The youth is also a repeat offender and was earlier ordered to undergo probation over offences such as causing hurt by performing a rash act.
On Tuesday, District Judge Kessler Soh noted the offender’s earlier brushes with the law and called for a report to assess his suitability for reformative training.
Young people sentenced to reformative training are detained in a centre where they follow a strict regimen that can include foot drills and counselling.
Others linked to the OCBC phishing scams, including Mark Teo Sin Yan, 32, and Leong Jun Xian, then 21, were dealt with in court earlier.
The cases involving several others, including Kong Jia Quan and Muhammad Khairuddin Eskandariah, both 20, are pending.
The youth who was convicted on Tuesday was just 17 in June 2020 when he started his crime spree. He used another person’s debit card to buy items including two packets of cigarettes worth $28.40.
He later became a member of a group linked to the OCBC phishing scams.
Deputy Public Prosecutor Teo Siu Ming said: “The accused and co-accused persons had worked together as a group to provide money-laundering services to various unknown persons believed to be linked to overseas syndicates, by sourcing and providing control of bank accounts to these unknown persons.
“Some of these bank accounts were subsequently used to receive and dissipate funds from victims of the OCBC phishing scams, while other bank accounts were used to receive and dissipate funds from victims of other scams.”
The syndicates also told the group to withdraw cash from automated teller machines (ATMs).

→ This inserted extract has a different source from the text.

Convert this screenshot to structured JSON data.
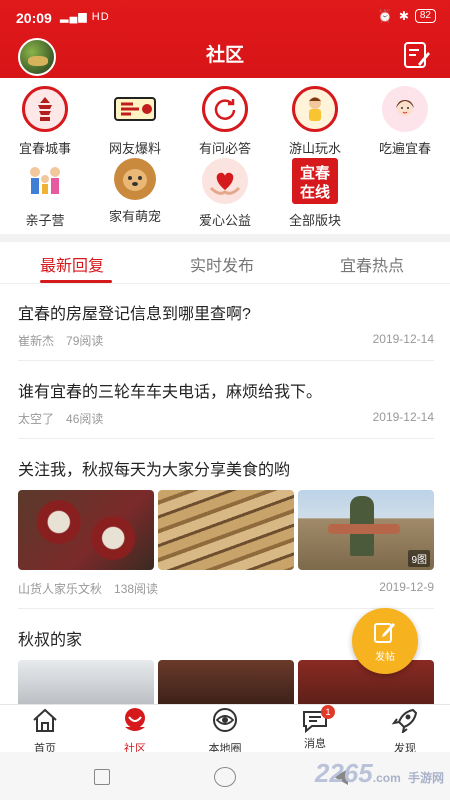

The group had received instructions from the unknown people, and provided the account credentials of the bank accounts they had obtained for the syndicates.
They used three chat groups on messaging platform Telegram to communicate with one another.
DPP Teo said: “(The offender) withdrew cash from ATMs on the instructions of Jun Xian and Jia Quan. He provided bank accounts belonging to (a friend) to one ‘William’, who is known to the group as the syndicate leader in the K2 group chat.
“He was promised by Jun Xian and Jia Quan a salary of $1,500 a month as well as commission. He was paid about $2,000.”
The offender had obtained two bank accounts from his friend and provided the details to the syndicate. The accounts were later used to receive ill-gotten gains totalling $85,220 from 10 victims of the OCBC phishing scams.
In all, the group provided at least 16 bank accounts to the syndicates in the Telegram group chats between December 2021 and February 2022, receiving nearly $600,000 in total from different scams, including the OCBC phishing ones.
Between Dec 8, 2021, and Jan 19, 2022, the police received 768 reports from OCBC bank account holders who had fallen prey to phishing scams perpetrated by unknown scammers.
OCBC said in January that it had made full goodwill payouts to all victims.
Separately, the offender was also part of a group that confronted a 20-year-old man in Simei on May 17, 2021. The victim was robbed of nearly $1,500 in cash and valuables before he was told to strip naked.
One of the offender’s accomplices then recorded two videos of the victim in the nude.
On June 6, 2022, the offender robbed a 16-year-old boy of jewellery worth more than $6,000 near Central Mall in Magazine Road, off Havelock Road.
He will be sentenced on Jan 17, 2023.